Звёздный рубеж - Глен Кук
Шрифт:
Интервал:
Закладка:
Бен-Раби поднял голову.
По волосам под сеткой пробежали мурашки. Его голова скрылась в шлеме, и наступила тем нота. Усилием воли Мойше поборол панику, которая всегда охватывала его перед погружением. Ганс застегнул шлем и подогнал датчики биомониторов.
– Слышишь меня, Мойше? – раздался в наушниках голос Клары.
Мойше поднял руку и сказал:
– Слышу нормально.
– Я тоже тебя слышу. Показания нормальные. Кровяное давление немного повышено, но для тебя это норма. Задержись на минутку в зоне перехода. Расслабься. Отправляйся, когда захочешь.
Свое «никогда не захочу» он не произнес.

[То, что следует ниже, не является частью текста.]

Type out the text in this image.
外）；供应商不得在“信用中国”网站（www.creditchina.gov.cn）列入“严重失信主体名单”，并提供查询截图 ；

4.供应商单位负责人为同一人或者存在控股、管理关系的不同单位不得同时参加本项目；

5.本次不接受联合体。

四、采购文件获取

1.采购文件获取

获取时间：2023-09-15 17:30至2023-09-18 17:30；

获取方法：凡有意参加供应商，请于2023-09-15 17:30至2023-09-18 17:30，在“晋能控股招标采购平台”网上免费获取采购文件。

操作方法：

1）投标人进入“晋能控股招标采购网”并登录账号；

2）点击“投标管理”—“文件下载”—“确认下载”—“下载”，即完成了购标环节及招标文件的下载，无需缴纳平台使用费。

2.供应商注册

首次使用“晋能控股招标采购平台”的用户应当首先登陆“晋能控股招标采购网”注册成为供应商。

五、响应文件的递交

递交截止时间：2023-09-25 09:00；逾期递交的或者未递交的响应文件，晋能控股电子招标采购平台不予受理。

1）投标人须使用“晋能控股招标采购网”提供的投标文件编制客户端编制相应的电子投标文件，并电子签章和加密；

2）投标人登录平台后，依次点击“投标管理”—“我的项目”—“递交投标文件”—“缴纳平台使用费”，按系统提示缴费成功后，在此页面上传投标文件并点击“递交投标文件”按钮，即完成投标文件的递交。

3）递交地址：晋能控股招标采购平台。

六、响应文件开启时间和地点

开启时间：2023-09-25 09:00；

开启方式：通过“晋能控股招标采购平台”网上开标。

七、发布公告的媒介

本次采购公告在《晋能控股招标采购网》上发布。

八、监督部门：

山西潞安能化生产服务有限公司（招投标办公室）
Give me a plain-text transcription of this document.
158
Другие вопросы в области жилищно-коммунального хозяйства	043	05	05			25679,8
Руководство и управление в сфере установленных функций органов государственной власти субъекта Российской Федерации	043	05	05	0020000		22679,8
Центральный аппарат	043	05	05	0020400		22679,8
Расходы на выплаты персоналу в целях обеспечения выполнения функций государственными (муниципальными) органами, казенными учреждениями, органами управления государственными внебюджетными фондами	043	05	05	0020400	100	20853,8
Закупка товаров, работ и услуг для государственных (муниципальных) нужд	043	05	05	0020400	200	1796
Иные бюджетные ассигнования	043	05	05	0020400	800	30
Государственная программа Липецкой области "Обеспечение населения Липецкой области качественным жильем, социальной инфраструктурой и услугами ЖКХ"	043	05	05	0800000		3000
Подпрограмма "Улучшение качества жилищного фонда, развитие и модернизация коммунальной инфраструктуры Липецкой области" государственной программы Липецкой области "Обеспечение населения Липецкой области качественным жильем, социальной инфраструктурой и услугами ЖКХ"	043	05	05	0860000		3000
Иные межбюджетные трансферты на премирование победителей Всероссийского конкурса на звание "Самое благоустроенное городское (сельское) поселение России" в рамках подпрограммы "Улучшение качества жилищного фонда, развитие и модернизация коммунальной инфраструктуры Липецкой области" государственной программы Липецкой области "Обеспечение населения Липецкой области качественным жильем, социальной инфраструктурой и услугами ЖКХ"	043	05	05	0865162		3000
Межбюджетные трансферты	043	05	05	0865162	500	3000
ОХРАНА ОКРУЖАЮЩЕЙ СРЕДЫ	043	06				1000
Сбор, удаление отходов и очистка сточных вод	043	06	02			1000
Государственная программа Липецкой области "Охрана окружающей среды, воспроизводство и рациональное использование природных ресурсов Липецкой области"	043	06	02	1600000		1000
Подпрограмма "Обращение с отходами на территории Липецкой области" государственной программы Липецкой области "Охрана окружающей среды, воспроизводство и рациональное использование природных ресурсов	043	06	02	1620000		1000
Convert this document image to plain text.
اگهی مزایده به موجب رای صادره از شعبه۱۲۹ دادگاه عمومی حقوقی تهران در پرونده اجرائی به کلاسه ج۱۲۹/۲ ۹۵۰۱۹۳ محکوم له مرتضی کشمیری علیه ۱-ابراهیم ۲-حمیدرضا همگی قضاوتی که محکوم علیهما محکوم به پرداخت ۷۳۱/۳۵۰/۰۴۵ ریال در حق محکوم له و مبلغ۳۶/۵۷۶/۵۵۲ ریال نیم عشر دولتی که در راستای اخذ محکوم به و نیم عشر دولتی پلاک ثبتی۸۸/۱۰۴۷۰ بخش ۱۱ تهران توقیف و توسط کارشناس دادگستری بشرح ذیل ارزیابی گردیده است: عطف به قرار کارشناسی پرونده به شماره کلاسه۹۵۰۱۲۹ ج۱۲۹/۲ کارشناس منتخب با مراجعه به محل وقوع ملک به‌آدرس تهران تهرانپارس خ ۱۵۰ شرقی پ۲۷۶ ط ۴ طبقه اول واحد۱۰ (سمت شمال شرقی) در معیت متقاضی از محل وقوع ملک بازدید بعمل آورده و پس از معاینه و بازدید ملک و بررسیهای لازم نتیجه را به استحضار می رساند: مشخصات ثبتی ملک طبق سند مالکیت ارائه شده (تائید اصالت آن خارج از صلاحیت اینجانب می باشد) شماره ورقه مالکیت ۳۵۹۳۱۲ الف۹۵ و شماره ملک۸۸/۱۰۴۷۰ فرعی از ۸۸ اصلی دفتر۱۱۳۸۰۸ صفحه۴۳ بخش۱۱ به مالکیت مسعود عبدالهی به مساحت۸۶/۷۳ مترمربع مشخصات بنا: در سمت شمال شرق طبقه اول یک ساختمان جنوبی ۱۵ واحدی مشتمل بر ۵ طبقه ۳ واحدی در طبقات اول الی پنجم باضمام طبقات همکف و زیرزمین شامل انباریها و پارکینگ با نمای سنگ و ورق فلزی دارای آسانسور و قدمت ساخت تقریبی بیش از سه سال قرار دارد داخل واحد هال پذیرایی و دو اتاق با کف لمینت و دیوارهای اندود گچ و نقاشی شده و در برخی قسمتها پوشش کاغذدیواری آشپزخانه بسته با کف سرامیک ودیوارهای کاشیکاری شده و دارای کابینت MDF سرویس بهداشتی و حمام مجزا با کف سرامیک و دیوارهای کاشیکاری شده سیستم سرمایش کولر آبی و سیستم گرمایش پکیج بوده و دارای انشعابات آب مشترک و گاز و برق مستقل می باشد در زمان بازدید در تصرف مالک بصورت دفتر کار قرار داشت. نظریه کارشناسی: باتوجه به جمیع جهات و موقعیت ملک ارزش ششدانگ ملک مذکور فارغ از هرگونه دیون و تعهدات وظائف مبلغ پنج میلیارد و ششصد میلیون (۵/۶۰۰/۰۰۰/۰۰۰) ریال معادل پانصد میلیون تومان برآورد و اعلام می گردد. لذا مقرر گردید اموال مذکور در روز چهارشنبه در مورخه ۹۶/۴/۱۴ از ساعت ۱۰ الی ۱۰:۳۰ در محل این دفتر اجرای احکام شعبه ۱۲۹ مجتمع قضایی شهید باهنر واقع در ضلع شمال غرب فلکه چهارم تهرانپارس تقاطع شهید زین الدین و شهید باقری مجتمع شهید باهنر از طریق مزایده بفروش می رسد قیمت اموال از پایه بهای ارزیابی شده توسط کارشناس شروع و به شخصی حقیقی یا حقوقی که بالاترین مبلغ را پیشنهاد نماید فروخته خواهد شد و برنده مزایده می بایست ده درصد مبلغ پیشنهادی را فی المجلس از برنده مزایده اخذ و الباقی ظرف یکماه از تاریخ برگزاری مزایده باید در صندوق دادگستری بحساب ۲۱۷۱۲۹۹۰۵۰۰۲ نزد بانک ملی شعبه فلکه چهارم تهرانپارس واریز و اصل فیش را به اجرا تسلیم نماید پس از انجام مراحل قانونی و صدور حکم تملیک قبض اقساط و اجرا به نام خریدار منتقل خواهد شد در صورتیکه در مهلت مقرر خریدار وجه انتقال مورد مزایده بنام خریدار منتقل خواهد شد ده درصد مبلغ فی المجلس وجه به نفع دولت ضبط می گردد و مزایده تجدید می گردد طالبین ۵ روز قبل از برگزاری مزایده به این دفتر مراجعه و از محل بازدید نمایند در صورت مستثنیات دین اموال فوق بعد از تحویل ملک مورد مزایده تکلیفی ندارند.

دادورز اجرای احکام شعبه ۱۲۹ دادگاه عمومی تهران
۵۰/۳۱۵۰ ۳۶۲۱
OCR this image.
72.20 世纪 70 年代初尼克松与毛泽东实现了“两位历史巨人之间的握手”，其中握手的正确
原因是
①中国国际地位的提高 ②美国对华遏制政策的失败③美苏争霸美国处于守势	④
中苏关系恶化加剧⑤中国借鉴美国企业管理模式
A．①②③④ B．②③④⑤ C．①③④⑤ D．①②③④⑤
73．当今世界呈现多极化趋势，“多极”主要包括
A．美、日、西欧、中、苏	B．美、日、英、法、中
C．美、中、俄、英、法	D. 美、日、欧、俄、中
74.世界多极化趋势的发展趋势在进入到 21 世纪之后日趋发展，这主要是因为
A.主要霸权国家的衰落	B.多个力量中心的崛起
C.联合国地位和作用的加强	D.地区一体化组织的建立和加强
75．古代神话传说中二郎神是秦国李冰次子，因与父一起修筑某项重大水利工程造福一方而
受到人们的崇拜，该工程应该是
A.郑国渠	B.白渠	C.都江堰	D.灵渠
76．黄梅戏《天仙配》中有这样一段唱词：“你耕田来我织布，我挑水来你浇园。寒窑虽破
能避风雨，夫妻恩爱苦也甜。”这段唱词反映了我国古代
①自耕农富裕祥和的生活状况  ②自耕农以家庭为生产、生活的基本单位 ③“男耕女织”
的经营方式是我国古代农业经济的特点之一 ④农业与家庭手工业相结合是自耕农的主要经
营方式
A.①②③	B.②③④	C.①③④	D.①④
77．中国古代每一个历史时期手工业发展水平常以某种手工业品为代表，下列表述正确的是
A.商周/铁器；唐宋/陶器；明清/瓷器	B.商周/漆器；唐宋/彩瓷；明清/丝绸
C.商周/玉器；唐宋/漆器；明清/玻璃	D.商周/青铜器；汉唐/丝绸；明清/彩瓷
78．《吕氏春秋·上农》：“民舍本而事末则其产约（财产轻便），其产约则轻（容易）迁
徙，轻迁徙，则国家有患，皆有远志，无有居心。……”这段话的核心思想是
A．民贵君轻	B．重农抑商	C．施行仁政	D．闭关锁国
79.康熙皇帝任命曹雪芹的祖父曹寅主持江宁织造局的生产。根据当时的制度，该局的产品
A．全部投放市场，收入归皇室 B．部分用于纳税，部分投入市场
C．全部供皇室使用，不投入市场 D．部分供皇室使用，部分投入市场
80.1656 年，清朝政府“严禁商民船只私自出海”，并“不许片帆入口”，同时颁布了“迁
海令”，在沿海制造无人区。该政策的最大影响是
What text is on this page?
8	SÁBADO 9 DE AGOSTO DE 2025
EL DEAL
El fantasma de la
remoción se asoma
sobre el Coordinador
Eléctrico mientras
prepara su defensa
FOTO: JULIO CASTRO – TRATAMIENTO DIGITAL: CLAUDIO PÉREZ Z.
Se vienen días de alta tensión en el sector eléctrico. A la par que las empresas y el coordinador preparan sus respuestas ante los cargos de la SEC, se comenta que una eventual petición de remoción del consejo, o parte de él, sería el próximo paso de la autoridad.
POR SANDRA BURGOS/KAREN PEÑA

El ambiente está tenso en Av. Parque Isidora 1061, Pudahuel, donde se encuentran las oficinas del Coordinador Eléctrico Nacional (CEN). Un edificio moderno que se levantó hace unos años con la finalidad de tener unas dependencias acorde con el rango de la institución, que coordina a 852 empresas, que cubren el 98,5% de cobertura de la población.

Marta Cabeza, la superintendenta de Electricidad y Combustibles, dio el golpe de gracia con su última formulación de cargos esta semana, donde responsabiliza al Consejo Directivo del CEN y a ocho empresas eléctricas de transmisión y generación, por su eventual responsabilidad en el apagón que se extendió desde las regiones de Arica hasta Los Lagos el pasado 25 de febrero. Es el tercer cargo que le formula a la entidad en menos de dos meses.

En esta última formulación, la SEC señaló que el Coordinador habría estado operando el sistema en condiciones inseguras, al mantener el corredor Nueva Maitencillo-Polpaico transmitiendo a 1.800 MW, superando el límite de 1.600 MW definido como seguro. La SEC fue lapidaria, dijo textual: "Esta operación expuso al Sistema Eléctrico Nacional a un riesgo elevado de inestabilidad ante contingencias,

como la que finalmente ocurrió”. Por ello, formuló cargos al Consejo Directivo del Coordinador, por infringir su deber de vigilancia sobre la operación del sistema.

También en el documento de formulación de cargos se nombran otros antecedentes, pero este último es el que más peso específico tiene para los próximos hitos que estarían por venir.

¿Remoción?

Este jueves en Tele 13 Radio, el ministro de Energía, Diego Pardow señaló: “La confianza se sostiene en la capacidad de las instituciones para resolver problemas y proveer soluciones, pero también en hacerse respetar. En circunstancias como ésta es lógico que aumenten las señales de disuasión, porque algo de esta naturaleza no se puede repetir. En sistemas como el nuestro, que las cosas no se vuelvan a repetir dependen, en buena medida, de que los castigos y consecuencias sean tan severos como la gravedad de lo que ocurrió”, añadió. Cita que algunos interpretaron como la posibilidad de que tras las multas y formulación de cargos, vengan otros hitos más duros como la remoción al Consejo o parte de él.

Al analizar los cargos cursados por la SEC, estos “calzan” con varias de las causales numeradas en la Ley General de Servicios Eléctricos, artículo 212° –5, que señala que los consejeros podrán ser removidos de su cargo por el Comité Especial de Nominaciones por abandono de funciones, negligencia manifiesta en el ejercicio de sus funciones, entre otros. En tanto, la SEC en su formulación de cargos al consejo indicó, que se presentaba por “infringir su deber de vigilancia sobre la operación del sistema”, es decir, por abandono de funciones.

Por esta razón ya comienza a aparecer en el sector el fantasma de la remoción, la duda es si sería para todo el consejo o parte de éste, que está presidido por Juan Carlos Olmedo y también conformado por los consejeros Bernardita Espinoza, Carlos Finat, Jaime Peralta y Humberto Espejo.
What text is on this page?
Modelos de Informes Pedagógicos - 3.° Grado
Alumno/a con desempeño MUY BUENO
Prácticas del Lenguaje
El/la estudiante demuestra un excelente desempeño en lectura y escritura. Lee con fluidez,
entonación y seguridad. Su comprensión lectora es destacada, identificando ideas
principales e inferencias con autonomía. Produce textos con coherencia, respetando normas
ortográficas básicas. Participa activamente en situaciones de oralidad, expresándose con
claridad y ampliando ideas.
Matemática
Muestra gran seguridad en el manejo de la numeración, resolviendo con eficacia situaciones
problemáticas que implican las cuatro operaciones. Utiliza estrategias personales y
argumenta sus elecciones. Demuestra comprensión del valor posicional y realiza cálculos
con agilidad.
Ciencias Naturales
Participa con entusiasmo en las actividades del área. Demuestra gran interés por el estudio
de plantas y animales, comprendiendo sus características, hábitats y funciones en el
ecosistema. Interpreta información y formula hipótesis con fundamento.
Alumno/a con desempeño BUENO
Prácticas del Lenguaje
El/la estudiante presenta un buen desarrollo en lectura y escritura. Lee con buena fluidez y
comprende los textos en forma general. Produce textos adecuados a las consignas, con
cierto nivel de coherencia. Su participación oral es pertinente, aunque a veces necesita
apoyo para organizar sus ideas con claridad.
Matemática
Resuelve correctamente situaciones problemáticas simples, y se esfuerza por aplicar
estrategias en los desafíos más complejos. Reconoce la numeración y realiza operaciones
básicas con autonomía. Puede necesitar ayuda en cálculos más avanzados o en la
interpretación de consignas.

И хлопнул правой ладонью по выключателю. Теперь ему оставались только внутренние ощущения. Строгая сенсорная депривация оставляла его наедине с болью и усталостью, со странным привкусом во рту и со стуком крови в висках. Когда включится поле, исчезнет и это.
В малых дозах это действительно успокаивало. Но в больших могло просто свести с ума. Он снова щелкнул правым выключателем. Вселенная вокруг него обрела форму. Он был ее центром, ее повелителем, ее творцом… В этой вселенной не было боли, не было несчастья.
Слишком много чудес сверкало вокруг, в его вырвавшемся на свободу сознании.
Это была вселенная переливов цвета, ярких и нежных одновременно. Каждая звезда была сверкающей драгоценностью, каждая сияла своим собственным светом. Надвигающийся шторм, солнечный ветер сверхновой был бушующим, психоделическим облаком, в котором вещества казалось не меньше, чем в грозовых тучах Старой Земли. С другой стороны вдаль, к центру галактики, уходило бледно-розовое мерцание извивов водородного потока. Окружающие траулеры были искрами радужного золота.
Стая золотых китайских драконов плыла вслед за флотом, стремясь к нему, но их удерживало на расстоянии световое давление умирающей звезды.
Звездная рыба!
Горечь бен-Раби уступила место упоению. На этот раз контакт будет.
Он потянулся мыслью к драконам.
– Головастик! Ты здесь, друг мой? Какое-то время не происходило ничего.
Потом его окружило теплое сияние, как бурное радостное приветствие.
– Здравствуй, человек-друг Мойше. Вижу тебя. Выходишь из потока. Один корабль погиб.
– «Джариэл». Они все еще стараются кого-нибудь спасти.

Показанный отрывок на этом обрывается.